The full algorithmic pseudocode is:
1 2 3 4 5 6 7 8 9 10 11 12 13 |
Algorithm 1: Model Predictive Q-Learning (MPQ)
Input: biased simulator P, initial Q-network Q_θ, replay buffer D
Hyperparameters: episodes N, episode length T, planning horizon H, update interval U, batch size B
for episode = 1 to N do
for t = 1 to T do
Use MPPI with terminal Q=Q_θ to plan H-step actions (aₜ,…,aₜ₊H₋₁)
Execute aₜ on the real system, observe cost cₜ and next state xₜ₊₁
Store (xₜ,aₜ,cₜ,xₜ₊₁) in D
if episode mod U == 0 then
Sample M minibatches of size B from D
For each (x,a,c,x′), compute free-energy target using MPPI from x′ + soft-Bellman Eq.
Perform gradient step on L(θ)=E[(y−Q_θ(x,a))²]
return final θ |
5. Empirical Validation and Numerical Performance
The MPQ framework has been validated on control tasks including Pendulum Swing-up, Ball-in-Cup with sparse rewards, FetchPush, and Franka Drawer Opening.
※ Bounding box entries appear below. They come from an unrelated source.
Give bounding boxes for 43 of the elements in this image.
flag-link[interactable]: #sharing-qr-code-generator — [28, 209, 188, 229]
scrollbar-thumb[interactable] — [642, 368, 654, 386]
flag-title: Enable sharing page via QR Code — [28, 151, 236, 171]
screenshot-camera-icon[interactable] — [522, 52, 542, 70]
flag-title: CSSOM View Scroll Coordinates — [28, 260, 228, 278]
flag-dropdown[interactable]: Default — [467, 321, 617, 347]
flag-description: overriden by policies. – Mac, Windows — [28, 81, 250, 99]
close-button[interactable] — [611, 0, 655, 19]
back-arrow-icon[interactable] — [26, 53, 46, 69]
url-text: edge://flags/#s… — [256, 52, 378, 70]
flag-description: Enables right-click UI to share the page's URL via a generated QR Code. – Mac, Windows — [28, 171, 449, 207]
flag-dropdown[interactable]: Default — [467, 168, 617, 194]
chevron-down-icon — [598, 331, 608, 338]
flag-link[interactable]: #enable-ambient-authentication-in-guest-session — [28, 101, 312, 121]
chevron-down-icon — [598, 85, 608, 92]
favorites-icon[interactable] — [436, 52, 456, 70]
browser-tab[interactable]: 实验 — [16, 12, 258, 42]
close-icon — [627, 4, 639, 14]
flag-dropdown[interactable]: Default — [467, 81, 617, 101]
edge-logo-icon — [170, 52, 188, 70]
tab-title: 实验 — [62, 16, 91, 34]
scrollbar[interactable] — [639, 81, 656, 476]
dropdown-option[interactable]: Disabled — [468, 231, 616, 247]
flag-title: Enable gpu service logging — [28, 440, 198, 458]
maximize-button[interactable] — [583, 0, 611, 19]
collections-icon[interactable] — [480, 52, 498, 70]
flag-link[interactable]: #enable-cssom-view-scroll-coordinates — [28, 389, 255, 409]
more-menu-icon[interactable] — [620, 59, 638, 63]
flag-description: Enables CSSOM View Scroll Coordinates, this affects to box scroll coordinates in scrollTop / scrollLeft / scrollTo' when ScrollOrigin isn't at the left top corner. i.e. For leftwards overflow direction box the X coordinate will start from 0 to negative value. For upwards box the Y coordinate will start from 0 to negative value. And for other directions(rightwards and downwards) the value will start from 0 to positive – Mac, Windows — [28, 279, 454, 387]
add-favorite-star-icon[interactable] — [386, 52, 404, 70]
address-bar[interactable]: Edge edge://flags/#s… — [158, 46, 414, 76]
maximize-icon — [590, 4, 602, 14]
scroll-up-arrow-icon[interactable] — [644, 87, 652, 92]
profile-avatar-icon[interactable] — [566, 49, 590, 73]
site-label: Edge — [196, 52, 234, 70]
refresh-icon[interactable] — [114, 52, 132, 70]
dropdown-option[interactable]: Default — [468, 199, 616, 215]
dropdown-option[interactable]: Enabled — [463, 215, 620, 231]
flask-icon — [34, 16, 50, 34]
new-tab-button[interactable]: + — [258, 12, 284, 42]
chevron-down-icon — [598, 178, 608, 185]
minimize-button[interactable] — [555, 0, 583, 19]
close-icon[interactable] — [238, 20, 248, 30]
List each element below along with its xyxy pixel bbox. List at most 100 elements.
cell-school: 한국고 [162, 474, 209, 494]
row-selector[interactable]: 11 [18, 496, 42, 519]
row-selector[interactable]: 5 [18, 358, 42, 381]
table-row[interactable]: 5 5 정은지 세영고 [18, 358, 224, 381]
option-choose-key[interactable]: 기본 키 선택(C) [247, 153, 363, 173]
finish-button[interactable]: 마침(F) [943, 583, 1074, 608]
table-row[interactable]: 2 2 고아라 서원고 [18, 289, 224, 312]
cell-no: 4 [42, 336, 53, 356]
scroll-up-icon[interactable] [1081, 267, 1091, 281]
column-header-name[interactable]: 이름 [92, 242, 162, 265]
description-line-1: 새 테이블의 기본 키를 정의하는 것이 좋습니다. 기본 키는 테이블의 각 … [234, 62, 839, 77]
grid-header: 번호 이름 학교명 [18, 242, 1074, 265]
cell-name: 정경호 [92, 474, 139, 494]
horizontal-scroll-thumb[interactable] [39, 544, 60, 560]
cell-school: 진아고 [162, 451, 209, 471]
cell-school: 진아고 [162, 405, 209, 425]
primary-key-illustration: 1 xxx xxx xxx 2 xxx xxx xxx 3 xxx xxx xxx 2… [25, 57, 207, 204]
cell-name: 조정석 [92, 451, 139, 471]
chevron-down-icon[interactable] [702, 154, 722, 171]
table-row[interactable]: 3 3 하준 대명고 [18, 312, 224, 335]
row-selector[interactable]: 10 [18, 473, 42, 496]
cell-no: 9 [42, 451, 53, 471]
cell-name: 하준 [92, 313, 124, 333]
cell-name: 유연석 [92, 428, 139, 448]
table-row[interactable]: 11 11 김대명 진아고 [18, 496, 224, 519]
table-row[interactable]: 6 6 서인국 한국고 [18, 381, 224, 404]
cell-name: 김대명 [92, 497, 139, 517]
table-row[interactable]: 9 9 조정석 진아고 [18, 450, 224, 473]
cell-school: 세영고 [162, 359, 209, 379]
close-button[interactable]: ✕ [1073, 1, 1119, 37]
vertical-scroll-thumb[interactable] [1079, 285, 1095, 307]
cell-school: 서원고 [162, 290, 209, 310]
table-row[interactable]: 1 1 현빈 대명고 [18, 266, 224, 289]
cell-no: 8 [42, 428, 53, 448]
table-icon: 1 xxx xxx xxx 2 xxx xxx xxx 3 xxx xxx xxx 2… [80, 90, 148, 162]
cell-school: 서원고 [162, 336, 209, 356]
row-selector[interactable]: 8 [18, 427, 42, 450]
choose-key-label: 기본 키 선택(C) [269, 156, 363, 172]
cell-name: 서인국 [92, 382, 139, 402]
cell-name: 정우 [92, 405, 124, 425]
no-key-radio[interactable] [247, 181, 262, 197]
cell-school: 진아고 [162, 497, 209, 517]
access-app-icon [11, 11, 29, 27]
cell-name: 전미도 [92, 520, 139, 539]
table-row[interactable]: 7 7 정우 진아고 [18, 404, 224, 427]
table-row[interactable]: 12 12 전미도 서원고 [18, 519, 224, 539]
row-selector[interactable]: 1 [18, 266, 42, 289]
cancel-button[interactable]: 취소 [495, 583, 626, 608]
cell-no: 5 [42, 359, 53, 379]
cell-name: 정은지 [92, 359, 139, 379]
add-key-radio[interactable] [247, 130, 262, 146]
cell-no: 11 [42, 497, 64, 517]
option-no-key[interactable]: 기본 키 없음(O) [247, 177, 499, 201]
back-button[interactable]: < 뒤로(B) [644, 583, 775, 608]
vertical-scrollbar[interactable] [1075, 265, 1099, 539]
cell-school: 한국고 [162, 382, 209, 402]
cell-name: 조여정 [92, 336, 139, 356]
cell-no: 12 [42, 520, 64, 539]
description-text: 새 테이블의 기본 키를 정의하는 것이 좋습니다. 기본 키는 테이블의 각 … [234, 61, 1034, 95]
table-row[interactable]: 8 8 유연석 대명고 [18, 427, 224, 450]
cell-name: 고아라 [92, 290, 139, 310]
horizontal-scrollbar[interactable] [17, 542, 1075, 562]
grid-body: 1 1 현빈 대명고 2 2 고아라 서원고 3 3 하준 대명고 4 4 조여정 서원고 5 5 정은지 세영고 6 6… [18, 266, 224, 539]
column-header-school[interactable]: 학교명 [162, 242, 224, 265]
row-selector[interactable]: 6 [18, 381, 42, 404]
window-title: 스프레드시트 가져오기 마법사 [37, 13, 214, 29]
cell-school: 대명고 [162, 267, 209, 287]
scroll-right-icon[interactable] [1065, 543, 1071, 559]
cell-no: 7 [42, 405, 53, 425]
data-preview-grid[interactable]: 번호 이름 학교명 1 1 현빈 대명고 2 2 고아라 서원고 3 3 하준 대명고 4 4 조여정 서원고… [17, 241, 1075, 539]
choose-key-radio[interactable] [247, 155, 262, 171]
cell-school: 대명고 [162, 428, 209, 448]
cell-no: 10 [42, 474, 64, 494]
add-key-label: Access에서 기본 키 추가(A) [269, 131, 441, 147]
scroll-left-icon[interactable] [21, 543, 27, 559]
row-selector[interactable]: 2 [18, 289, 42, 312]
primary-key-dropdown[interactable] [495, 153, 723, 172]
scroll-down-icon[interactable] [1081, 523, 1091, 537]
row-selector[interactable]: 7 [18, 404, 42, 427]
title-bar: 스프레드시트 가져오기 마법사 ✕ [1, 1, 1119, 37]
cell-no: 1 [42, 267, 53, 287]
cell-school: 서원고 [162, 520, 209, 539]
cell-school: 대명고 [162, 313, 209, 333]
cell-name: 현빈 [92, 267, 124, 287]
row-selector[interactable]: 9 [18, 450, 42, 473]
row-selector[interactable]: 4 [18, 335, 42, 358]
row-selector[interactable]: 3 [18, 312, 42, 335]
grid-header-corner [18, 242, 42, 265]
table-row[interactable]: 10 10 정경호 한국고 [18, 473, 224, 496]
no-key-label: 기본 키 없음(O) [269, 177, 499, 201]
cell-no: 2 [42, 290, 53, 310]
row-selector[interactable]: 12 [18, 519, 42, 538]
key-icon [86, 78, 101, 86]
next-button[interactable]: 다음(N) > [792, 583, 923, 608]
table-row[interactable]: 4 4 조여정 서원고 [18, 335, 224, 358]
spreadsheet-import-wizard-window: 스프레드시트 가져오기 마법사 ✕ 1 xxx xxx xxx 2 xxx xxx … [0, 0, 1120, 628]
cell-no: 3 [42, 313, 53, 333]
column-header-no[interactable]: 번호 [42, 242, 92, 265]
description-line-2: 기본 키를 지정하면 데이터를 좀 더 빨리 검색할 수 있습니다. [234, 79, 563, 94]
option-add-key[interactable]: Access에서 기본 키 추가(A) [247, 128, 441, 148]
Demonstrated benefits include:
- Strong sample efficiency: MPQ attains effective policies with far fewer real-system interactions than model-free soft Q-learning.
- Improved robustness: MPQ outperforms stand-alone MPPI even with access to true dynamics, indicating effective correction of model bias and indifference to sparsity in the reward signal.
- Automatic horizon adaptation: The learned terminal Q-function dynamically extends the effective planning horizon based on task requirements and system complexity (Bhardwaj et al., 2019).
6. Theoretical Implications and Algorithmic Properties
Key theoretical contributions consolidated by IT-MPC research include:
- Formal equivalence between information-theoretic MPC (free-energy minimization) and entropy-regularized RL (soft or KL-regularized value iteration).
- Derivation of the H-step Boltzmann optimal controller and its infinite-horizon extension via the MPPI update rule.
- Empirical evidence that information-regularized planning with learned soft Q-functions yields robustness to model-bias and improved data efficiency.
Entropy-regularization (the KL term) crucially limits overcommitting to flawed models and dampens catastrophic overfitting of the planner to simulator discrepancies.
7. Context within Broader Literature
The IT-MPC methodology subsumes various earlier approaches, including path integral control, soft Q-learning, and the model predictive path integral (MPPI) algorithm. It provides a unified perspective on control under uncertainty by unifying sampling-based and entropy-regularized formulations, systematically leveraging both (1) limited-horizon, model-based planning and (2) model-free, value-based correction from real transitions (Williams et al., 2017, Bhardwaj et al., 2019).
The approach is distinguished by its capability to handle both continuous and discrete actions, arbitrarily nonlinear dynamics, and catastrophic model mismatch, operating under real-time computational constraints via massive parallelization (e.g., GPU-based rollouts). Its applications include aggressive driving, robotic manipulation, and complex stochastic control with compound Poisson noise and non-Gaussian disturbances.
In summary, Information Theoretic Model Predictive Control unites concepts from control theory, reinforcement learning, and statistical inference to yield robust, scalable, and sample-efficient closed-loop control for complex systems. The paradigm's theoretical underpinning and empirical success have positioned IT-MPC as a fundamental architecture in modern learning-based optimal control (Williams et al., 2017, Bhardwaj et al., 2019).